There is also a message for academics here. Engaged academics are committed to advancing the implementation of the UN Action Plan on the Safety of journalists and the Issue of Impunity through collaborative research with local actors in order to develop policies which can strengthen protections and safeguard journalists’ rights. Yet the authors observe that many scholars focus somewhat narrowly on one jurisdiction or type of speech, such as defamation, without demonstrating connections between those findings and the wider picture. The explicit aim of the new publication is to effect change by spurring governments, big tech companies and other duty-bearers to enforce the international standards that exist to protect free speech.

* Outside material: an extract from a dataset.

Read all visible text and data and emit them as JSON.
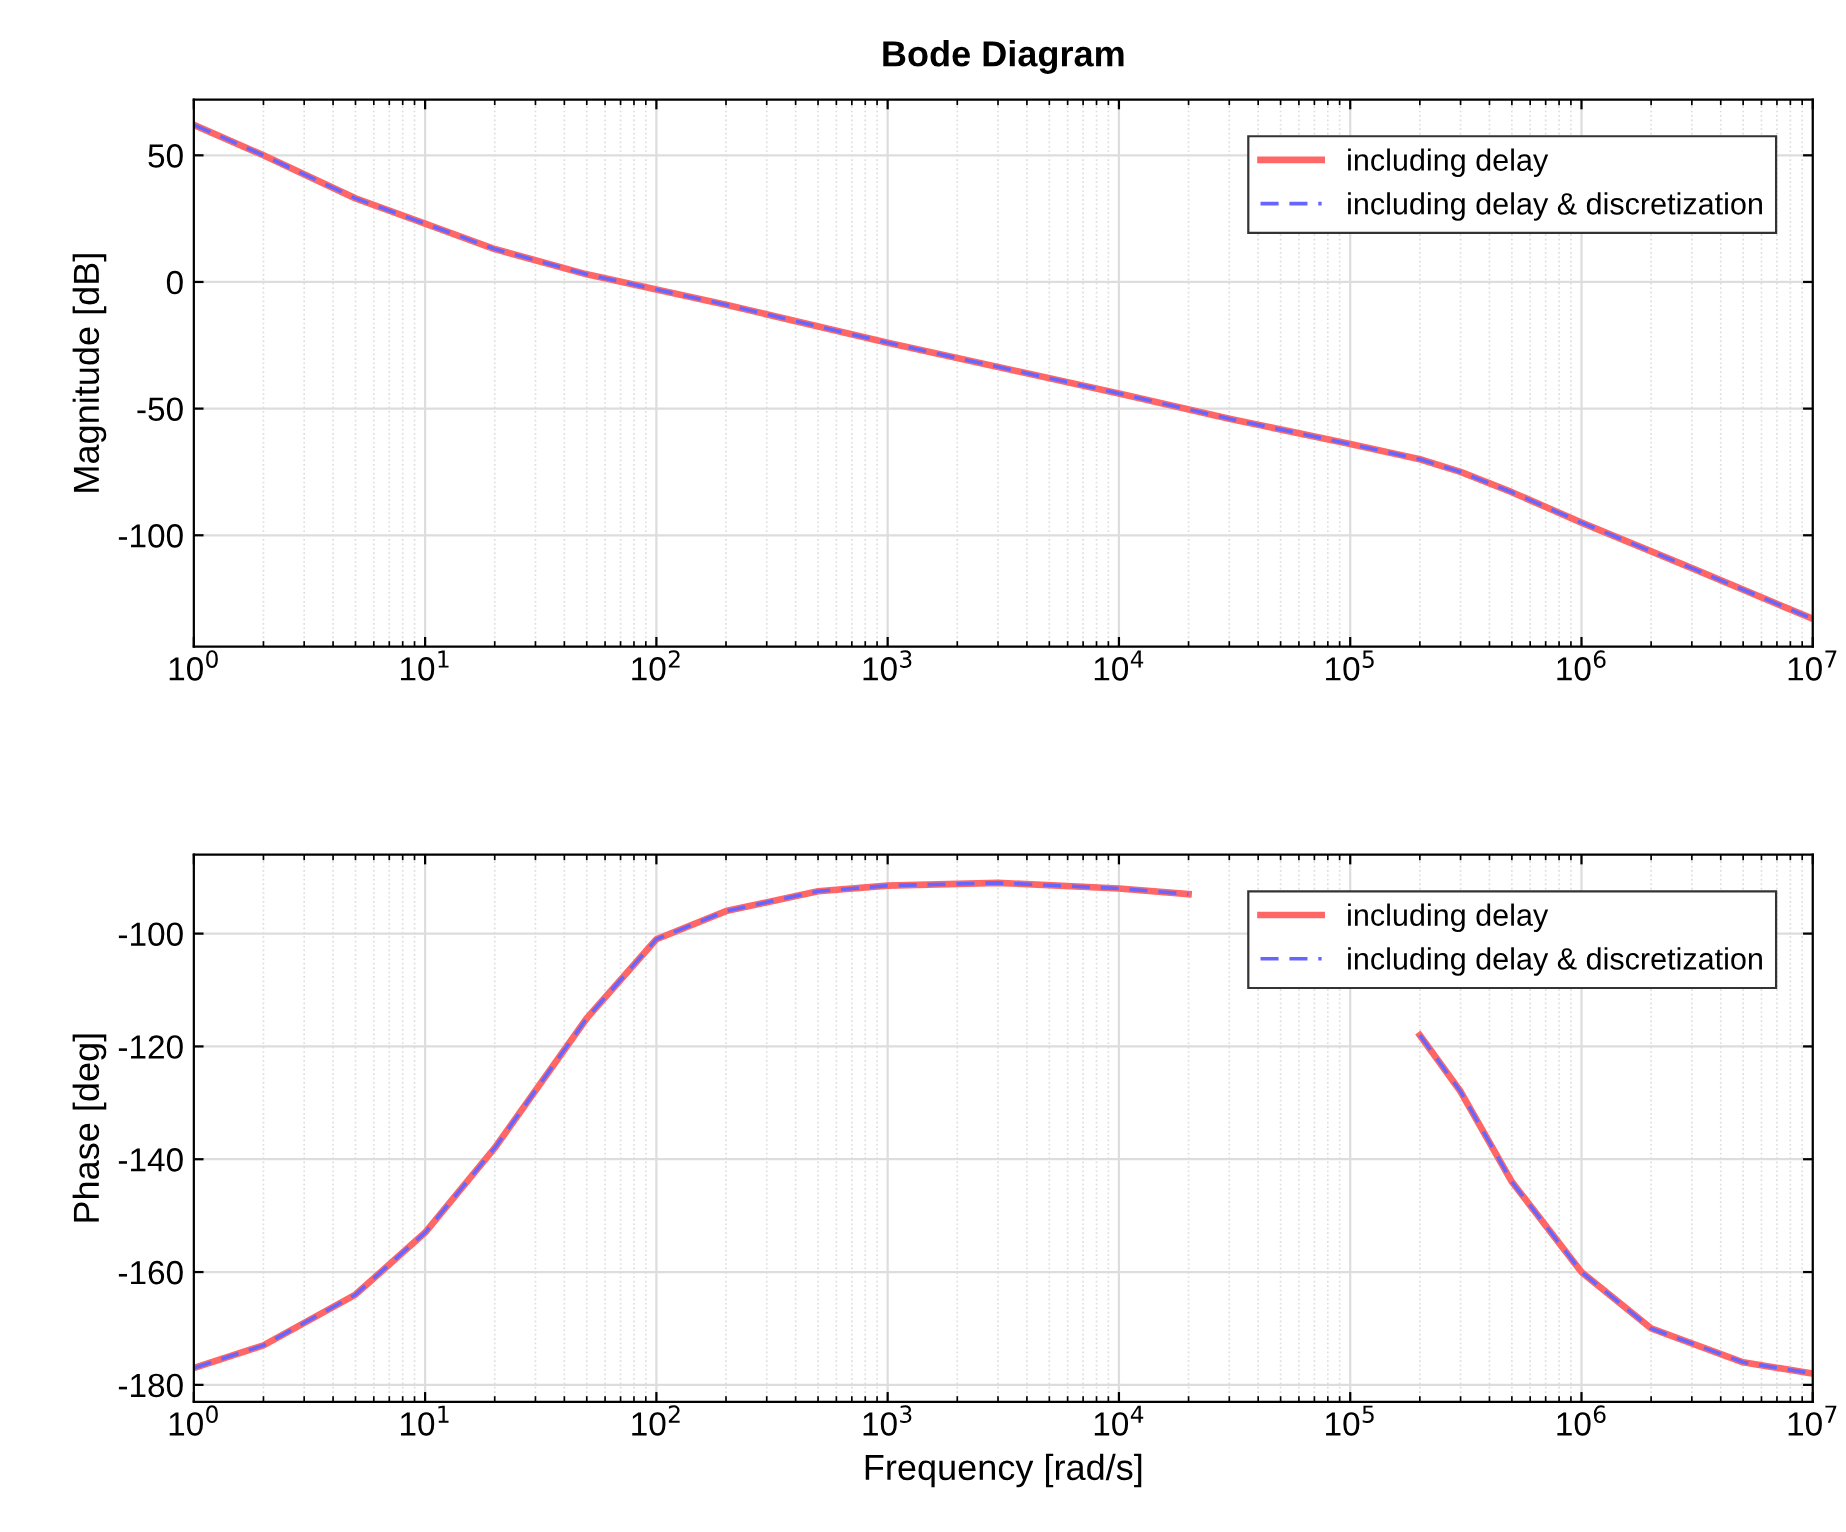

Strikingly, the international law experts assert that Article 19 of the ICCPR has achieved the status of “customary international law”, after decades in which the legal standards for protecting freedom of expression have been fought over and refined through a host of decisions in international and domestic courts, The International Court of Justice has already accepted that it has done so. If that were to be generally accepted, then states like China, Myanmar and Saudi Arabia, which have not ratified any of the relevant treaties, can be bound by same rules as the countries that have ratified them.

Clooney, Neuberger and their colleagues recognise that it will be a hard slog to embed meaningful reforms and truly hold states accountable. Many are convinced the death in February of Alexei Navalny, like those of Anna Politkovskaya, Jamal Khashoggi, Daphne Caruana Galizia and other charismatic critics of authoritarian rulers, amounts to state-sanctioned murder. Each one of those iconic cases also speaks to the close connection between the fight for free speech and the demand for political freedoms.

The authors of this book have lucidly articulated the goal of preventing autocratic regimes and overzealous prosecutors from manipulating the law to silence journalists and protect themselves. As they show only too well, some habitual state practices are “wildly at odds” with what is written in international treaties. But they make a powerful case that international law is not just the best instrument we have to undo the stifling of free speech. It is the only one.